2006 Australian federal budget
- Submitted: 16 May 2006
- Submitted to: Parliament of Australia
- Country: Australia
- Parliament: 41st
- Party: Liberal/National Coalition
- Treasurer: Peter Costello
- Surplus: A$10.08 billion
- Website: www.budget.gov.au/2006-07/

= 2006 Australian federal budget =

The 2006 Australian federal budget for the Australian financial year ended 30 June 2007 was presented on 16 May 2006 by Peter Costello, the Treasurer of Australia in the Howard government.

The budget provided for an underlying cash surplus of $10.8 billion, the government's ninth surplus.
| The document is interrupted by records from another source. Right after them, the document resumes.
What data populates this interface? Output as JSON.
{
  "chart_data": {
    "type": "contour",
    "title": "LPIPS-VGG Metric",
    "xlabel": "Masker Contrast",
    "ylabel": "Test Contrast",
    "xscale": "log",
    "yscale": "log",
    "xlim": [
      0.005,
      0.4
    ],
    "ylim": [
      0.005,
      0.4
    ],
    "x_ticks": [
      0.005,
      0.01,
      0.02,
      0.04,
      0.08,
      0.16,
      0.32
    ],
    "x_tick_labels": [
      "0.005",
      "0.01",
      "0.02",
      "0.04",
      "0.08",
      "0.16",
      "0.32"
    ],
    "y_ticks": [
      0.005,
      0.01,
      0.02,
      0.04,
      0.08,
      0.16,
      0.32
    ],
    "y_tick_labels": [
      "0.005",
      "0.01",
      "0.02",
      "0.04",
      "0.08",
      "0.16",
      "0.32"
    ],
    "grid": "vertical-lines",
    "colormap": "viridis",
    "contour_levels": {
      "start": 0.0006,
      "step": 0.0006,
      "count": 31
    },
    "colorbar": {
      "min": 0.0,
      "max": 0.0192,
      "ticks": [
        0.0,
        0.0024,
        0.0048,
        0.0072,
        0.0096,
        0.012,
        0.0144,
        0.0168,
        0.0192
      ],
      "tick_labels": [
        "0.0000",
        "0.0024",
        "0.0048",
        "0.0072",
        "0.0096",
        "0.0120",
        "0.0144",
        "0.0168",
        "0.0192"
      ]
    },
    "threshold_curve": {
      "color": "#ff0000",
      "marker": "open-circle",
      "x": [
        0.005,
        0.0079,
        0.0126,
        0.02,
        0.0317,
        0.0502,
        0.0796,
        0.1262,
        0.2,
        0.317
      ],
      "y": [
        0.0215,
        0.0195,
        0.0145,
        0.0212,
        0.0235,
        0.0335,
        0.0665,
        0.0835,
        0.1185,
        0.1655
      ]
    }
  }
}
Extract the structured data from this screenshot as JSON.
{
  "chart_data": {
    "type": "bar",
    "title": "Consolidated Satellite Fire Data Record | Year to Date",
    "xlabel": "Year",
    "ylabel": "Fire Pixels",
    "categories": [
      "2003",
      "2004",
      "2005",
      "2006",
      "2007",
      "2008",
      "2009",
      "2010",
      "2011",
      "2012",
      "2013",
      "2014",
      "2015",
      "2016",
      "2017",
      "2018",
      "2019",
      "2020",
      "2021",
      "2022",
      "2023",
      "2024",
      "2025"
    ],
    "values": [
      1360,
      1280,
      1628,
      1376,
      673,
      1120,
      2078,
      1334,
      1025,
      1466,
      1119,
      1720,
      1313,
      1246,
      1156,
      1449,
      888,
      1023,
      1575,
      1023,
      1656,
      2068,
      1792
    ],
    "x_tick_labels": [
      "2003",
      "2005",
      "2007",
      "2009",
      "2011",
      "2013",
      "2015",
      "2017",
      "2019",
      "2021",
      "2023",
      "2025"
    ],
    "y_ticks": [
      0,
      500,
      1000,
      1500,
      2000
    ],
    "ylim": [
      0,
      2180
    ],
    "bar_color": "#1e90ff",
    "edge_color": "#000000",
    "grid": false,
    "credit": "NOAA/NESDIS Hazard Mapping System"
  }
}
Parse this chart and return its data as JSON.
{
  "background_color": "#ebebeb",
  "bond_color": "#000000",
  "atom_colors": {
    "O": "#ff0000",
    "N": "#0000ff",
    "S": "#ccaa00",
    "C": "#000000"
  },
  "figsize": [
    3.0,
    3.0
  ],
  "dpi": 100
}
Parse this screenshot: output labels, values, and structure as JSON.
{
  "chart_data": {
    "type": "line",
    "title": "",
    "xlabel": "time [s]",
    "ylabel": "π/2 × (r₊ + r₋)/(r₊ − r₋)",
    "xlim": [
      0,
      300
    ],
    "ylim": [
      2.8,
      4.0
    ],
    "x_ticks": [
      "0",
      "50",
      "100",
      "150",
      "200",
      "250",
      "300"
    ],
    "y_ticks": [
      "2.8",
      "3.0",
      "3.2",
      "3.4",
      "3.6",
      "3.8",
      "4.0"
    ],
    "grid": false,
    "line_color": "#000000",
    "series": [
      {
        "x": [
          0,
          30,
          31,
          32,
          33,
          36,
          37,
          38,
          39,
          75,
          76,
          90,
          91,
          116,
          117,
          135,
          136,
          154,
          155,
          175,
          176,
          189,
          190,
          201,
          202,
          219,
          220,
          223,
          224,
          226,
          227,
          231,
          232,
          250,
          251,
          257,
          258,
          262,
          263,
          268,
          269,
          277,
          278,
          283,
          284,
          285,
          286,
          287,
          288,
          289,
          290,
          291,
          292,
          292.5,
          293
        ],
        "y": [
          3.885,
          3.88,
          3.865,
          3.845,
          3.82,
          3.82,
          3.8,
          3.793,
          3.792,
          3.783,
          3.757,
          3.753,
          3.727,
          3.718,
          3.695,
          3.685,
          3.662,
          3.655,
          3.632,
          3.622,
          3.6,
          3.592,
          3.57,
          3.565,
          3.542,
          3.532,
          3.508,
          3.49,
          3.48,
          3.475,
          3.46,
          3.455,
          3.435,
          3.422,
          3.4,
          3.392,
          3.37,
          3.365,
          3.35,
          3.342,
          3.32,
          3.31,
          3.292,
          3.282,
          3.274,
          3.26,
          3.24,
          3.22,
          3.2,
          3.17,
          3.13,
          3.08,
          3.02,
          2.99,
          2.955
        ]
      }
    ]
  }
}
The net government debt was zero in the 2006–07 year, the first time in three decades, from a peak of 18.5% of GDP ($96 billion) in 1995–96.

The budget included further personal tax reform including tax cuts worth $36.7 billion over four years. Major improvements to business taxation to encourage take‑up of new technology and to simplify taxes for small business. There was also a plan to dramatically simplify and streamline superannuation. Other key initiatives include $2.3 billion for road and rail infrastructure, including to upgrade key sections of the Hume, Bruce and Pacific highways more quickly, a $1.9 billion boost to funding for mental health services, and families, older Australians and carers were to receive more support.